Earlier this year, “Lamb” became the first Ethiopian film selected for the Cannes Film Festival. It tells the story of a young boy, Ephraim, who is sent by his father to live with his extended family far from home. Ephraim’s only friend is a lamb called Chuni, but his uncle wants to slaughter it for a forthcoming religious festival, setting the clock ticking for this unlikely cinematic pairing.
Scene from 'Lamb'
From the earliest days of scriptwriting to the final days of post-production, this thoroughly Ethiopian cinematic rendition has overcome numerous challenges – thanks to the French film industry.
“When I first read ‘Lamb’ it was obvious to me there was an audience for such a film in France,” said Ghanaian producer Ama Ampadu, who lives in Paris and studied in France. “French audiences have developed a taste for African cinema through the works of African directors like Abderrahmane Sissako, director of ‘Timbuktu’. And when you delve into how these films came about, you will find a French component – it could be the financing, the crew, the world sales agent [or the] producers.”
“It’s not a commercial film, which I like,” said 33-year-old filmgoer Daniel Meles after the Addis Ababa premiere. “For my generation, it’s the first film to take us into the countryside, beyond Addis Ababa.”
“Lamb” began as a 20-page master’s thesis while director Yared Zeleke was a student at New York University film school. A professor later encouraged him to turn it into a feature-length version.
The script won a development fund award in 2012 from the Amiens Film Festival, leading to opportunities for a potential film, said Zeleke, 37.
Meanwhile, Zeleke and Ampadu began working with French producer Laurent Lavolé of France-based Gloria Films Production.
Yared Zeleke, director of “Lamb”, stood outside the Ethiopian National Theatre in Addis Ababa before his film’s premiere.

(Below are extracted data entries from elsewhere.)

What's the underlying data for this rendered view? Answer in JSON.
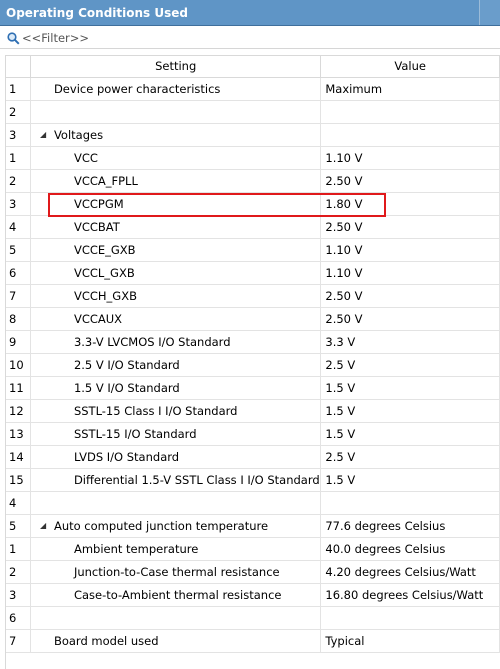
{
  "window": {
    "title": "Operating Conditions Used"
  },
  "filter": {
    "placeholder": "<<Filter>>"
  },
  "table": {
    "headers": {
      "setting": "Setting",
      "value": "Value"
    },
    "rows": [
      {
        "num": "1",
        "setting": "Device power characteristics",
        "value": "Maximum",
        "level": 1
      },
      {
        "num": "2",
        "setting": "",
        "value": "",
        "level": 1
      },
      {
        "num": "3",
        "setting": "Voltages",
        "value": "",
        "level": 1,
        "group": true
      },
      {
        "num": "1",
        "setting": "VCC",
        "value": "1.10 V",
        "level": 2
      },
      {
        "num": "2",
        "setting": "VCCA_FPLL",
        "value": "2.50 V",
        "level": 2
      },
      {
        "num": "3",
        "setting": "VCCPGM",
        "value": "1.80 V",
        "level": 2
      },
      {
        "num": "4",
        "setting": "VCCBAT",
        "value": "2.50 V",
        "level": 2
      },
      {
        "num": "5",
        "setting": "VCCE_GXB",
        "value": "1.10 V",
        "level": 2
      },
      {
        "num": "6",
        "setting": "VCCL_GXB",
        "value": "1.10 V",
        "level": 2
      },
      {
        "num": "7",
        "setting": "VCCH_GXB",
        "value": "2.50 V",
        "level": 2
      },
      {
        "num": "8",
        "setting": "VCCAUX",
        "value": "2.50 V",
        "level": 2
      },
      {
        "num": "9",
        "setting": "3.3-V LVCMOS I/O Standard",
        "value": "3.3 V",
        "level": 2
      },
      {
        "num": "10",
        "setting": "2.5 V I/O Standard",
        "value": "2.5 V",
        "level": 2
      },
      {
        "num": "11",
        "setting": "1.5 V I/O Standard",
        "value": "1.5 V",
        "level": 2
      },
      {
        "num": "12",
        "setting": "SSTL-15 Class I I/O Standard",
        "value": "1.5 V",
        "level": 2
      },
      {
        "num": "13",
        "setting": "SSTL-15 I/O Standard",
        "value": "1.5 V",
        "level": 2
      },
      {
        "num": "14",
        "setting": "LVDS I/O Standard",
        "value": "2.5 V",
        "level": 2
      },
      {
        "num": "15",
        "setting": "Differential 1.5-V SSTL Class I I/O Standard",
        "value": "1.5 V",
        "level": 2
      },
      {
        "num": "4",
        "setting": "",
        "value": "",
        "level": 1
      },
      {
        "num": "5",
        "setting": "Auto computed junction temperature",
        "value": "77.6 degrees Celsius",
        "level": 1,
        "group": true
      },
      {
        "num": "1",
        "setting": "Ambient temperature",
        "value": "40.0 degrees Celsius",
        "level": 2
      },
      {
        "num": "2",
        "setting": "Junction-to-Case thermal resistance",
        "value": "4.20 degrees Celsius/Watt",
        "level": 2
      },
      {
        "num": "3",
        "setting": "Case-to-Ambient thermal resistance",
        "value": "16.80 degrees Celsius/Watt",
        "level": 2
      },
      {
        "num": "6",
        "setting": "",
        "value": "",
        "level": 1
      },
      {
        "num": "7",
        "setting": "Board model used",
        "value": "Typical",
        "level": 1
      }
    ]
  },
  "colors": {
    "titlebar": "#5f95c6",
    "highlight": "#e0191b"
  },
  "icons": {
    "filter": "search-icon",
    "expand": "expanded-triangle-icon"
  }
}
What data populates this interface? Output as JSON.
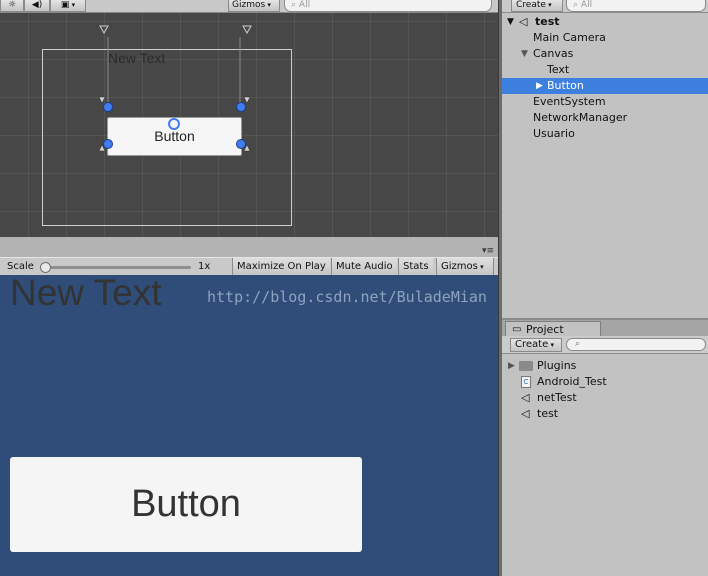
{
  "scene": {
    "toolbar": {
      "gizmos_label": "Gizmos",
      "search_placeholder": "All"
    },
    "canvas_text": "New Text",
    "button_text": "Button"
  },
  "game": {
    "toolbar": {
      "scale_label": "Scale",
      "scale_value": "1x",
      "maximize_label": "Maximize On Play",
      "mute_label": "Mute Audio",
      "stats_label": "Stats",
      "gizmos_label": "Gizmos"
    },
    "canvas_text": "New Text",
    "button_text": "Button"
  },
  "watermark": "http://blog.csdn.net/BuladeMian",
  "hierarchy": {
    "create_label": "Create",
    "search_placeholder": "All",
    "scene_name": "test",
    "items": [
      {
        "label": "Main Camera"
      },
      {
        "label": "Canvas"
      },
      {
        "label": "Text"
      },
      {
        "label": "Button"
      },
      {
        "label": "EventSystem"
      },
      {
        "label": "NetworkManager"
      },
      {
        "label": "Usuario"
      }
    ],
    "selection_color": "#3d80df"
  },
  "project": {
    "tab_label": "Project",
    "create_label": "Create",
    "items": [
      {
        "label": "Plugins",
        "icon": "folder-icon"
      },
      {
        "label": "Android_Test",
        "icon": "csharp-script-icon"
      },
      {
        "label": "netTest",
        "icon": "unity-scene-icon"
      },
      {
        "label": "test",
        "icon": "unity-scene-icon"
      }
    ]
  }
}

“When we pitched for funding, it was difficult convincing people to back a film with children and animals, and which we wanted to do in the mountains of Ethiopia,” Ampadu said. “But being based in France, I understand the industry and knew a lot could be obtained here.”
The script gained further funding from CNC Aide aux cinémas du monde. Then in early 2013 the film secured help from French distributor Haut et Court and French international sales agent Films Distribution.
Some of the film’s cast: (left to right) Rahel Teshome, Rediat Amare, Kidist Siyum
“This showed potential funders there was a market for the film, and that once made, the film would get to audiences worldwide, including France,” Ampadu said.
Eventually the film secured its goal of a €1.5 million budget, primarily through European film organizations – half of them French – and through the EU-funded Africa, Caribbean and Pacific Cultural Sector program. In January of 2014 casting began in Addis Ababa.